Usi e disusi del matrimonio medioevale – prima parte

Usi e disusi del matrimonio medioevale – prima parte – Recentemente, il Papa Benedetto XVI, parlando del valore cristiano della famiglia, ha tenuto a ribadire che essa consiste solo nell’unione eterosessuale secondo il rito cattolico: un principio stabile, irrinunciabile, un pilastro della società ecclesiale. E in precedenti interventi, il Santo padre è tornato sullo spinoso problema del matrimonio dei sacerdoti.

I tempi mutano e il diritto si evolve. Dovete sapere che nel periodo medievale, erede dell’impostazione romanistica, il ruolo della Chiesa non era decisivo nel sancire la legittimità del legame, bensì limitato a solennizzare un percorso già abbondantemente avanzato.

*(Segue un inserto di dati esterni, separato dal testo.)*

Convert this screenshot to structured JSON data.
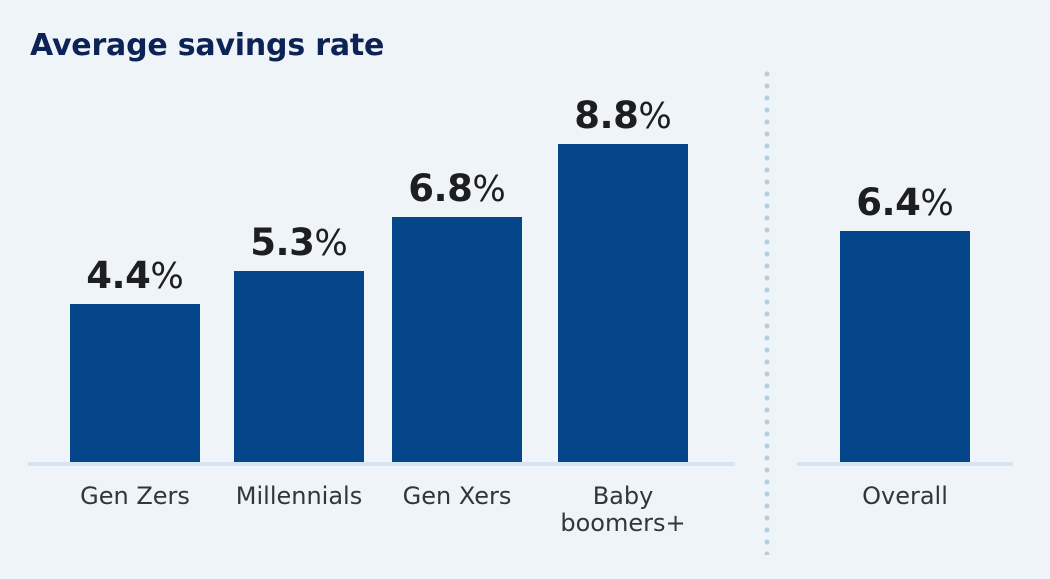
{
  "page": {
    "background": "#eef4f8"
  },
  "chart_data": {
    "type": "bar",
    "title": "Average savings rate",
    "unit": "%",
    "xlabel": "",
    "ylabel": "",
    "ylim": [
      0,
      9.6
    ],
    "grid": false,
    "legend": "none",
    "layout_note": "Two bar groups separated by a vertical dotted divider; value labels above bars; no y-axis shown",
    "groups": [
      {
        "name": "generations",
        "categories": [
          "Gen Zers",
          "Millennials",
          "Gen Xers",
          "Baby\nboomers+"
        ],
        "values": [
          4.4,
          5.3,
          6.8,
          8.8
        ],
        "value_labels": [
          "4.4%",
          "5.3%",
          "6.8%",
          "8.8%"
        ]
      },
      {
        "name": "overall",
        "categories": [
          "Overall"
        ],
        "values": [
          6.4
        ],
        "value_labels": [
          "6.4%"
        ]
      }
    ],
    "colors": {
      "page_bg": "#eef4f8",
      "bar": "#05458a",
      "title": "#0d2356",
      "value_label": "#1d1e20",
      "category_label": "#31363b",
      "axis_line": "#d5e4f0",
      "divider_dots": "#b3cfe3"
    }
  }
}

L’elemento determinante consisteva infatti nella formale cessione della donna, che avveniva con gli sponsali (una sorta del nostro attuale fidanzamento), cui faceva seguito la consumazione sessuale, sovente sottoposta a pubblica constatazione: un uso rimasto in vigore almeno fino al 1700 e testimoniato dalla cerimonia “reveil du Roi” presso la corte del Re Sole. Ma proprio la crassa accettazione di una prassi così distante dai cardini dell’ortodossia di fede scatenò presto un’accesa riflessione a opera dei giuristi ecclesiastici. E tanto per non far torto ad alcuno, l’attenzione si incentrò prima di tutto sul matrimonio dei preti, vietato a pena di eresia negli anni 1075-1078, sotto il pontificato di Gregorio VII.

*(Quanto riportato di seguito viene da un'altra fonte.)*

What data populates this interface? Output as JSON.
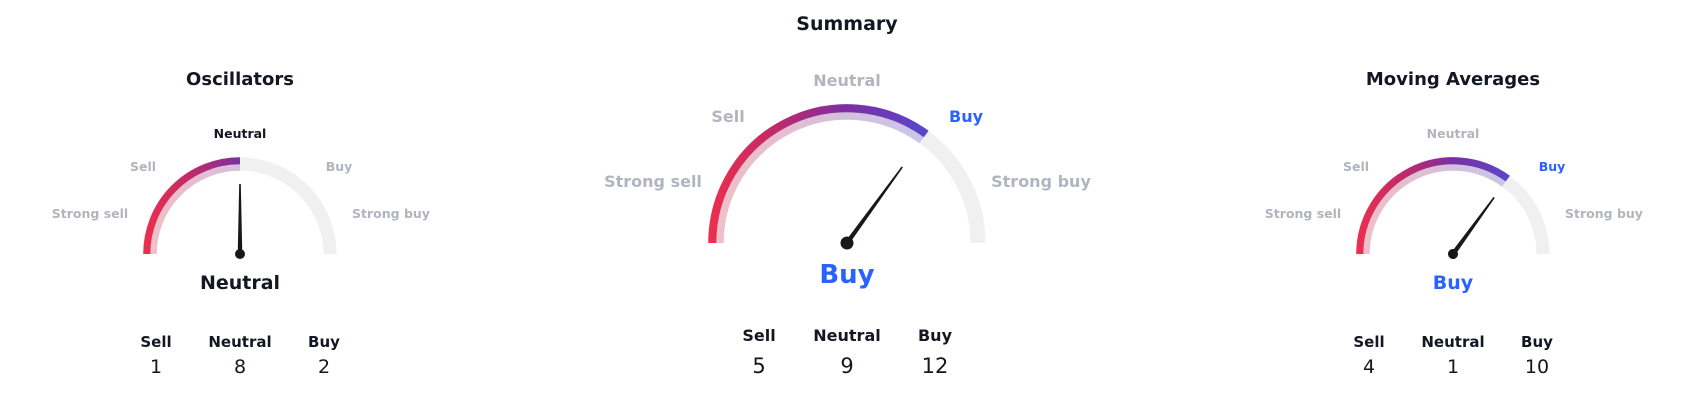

I consacrati reagirono storcendo la bocca e attuando pratiche “alternative”. Nel 1079, la Chiesa Romana proclamò la formale condanna di un’opera composta in forma anonima verso il 1060 dal vescovo di Imola Ulrico contro i progetti che sfociarono nella successiva proibizione. L’autore sosteneva che sarebbe stato un grave errore formulare un esplicito divieto, interrogandosi, quasi profeticamente, su quali nefaste conseguenze avrebbe provocato l’impossibilità per gli ecclesiastici di esercitare lecitamente la sessualità. Nello scritto – che riscosse un tale successo da essere clandestinamente diffuso in copie in Germania e in Inghilterra all’inizio del 1300 – Il quadro che se ne ricava è di formidabile attualità: sarebbe cresciuto il numero degli ipocriti, degli adulteri, degli incestuosi. Si sarebbero spalancati i cancelli alle perversioni e all’omosessualità. Il vescovo continuava, entrando nello specifico delle singole casistiche trasgressive, pur facendo uso di un certo tatto e discreto humour. Tuttavia, altro non faceva se non tradurre in immagini concrete le teoriche riflessioni su cui da alcuni anni dopo andavano riflettendo le menti più duttili della scienza ufficiale confessionale. Come dicevo, le resistenze clericali furono serrate e il divieto non applicato con scrupolo. Nel primo ventennio del sec. XII si calcola che quasi la metà dei sacerdoti fosse ancora coniugale o avesse messo al mondo figli ordinati sacerdoti; e, al volgere del nuovo secolo, in Inghilterra cominciarono a diffondersi piccanti racconti sui costumi privati di un arcivescovo e di sua moglie.

Ho recentemente ascoltato due barzellette che fotografano assai bene quella situazione. 1° “Cosa è la castità? È la virtù che i preti si tramandano di padre in figlio!” 2° “Chi chiama i preti con l’appellativo di ‘padre’? Tutti, meno i figli che li chiamano ‘zio’!”.
A fare però le spese dell’irrigidimento canonico in materia matrimoniale non furono soltanto i consacrati, ma soprattutto i laici: il primo in assoluto, il Re di Francia Filippo I, di cui vi parlerò in un’altra occasione.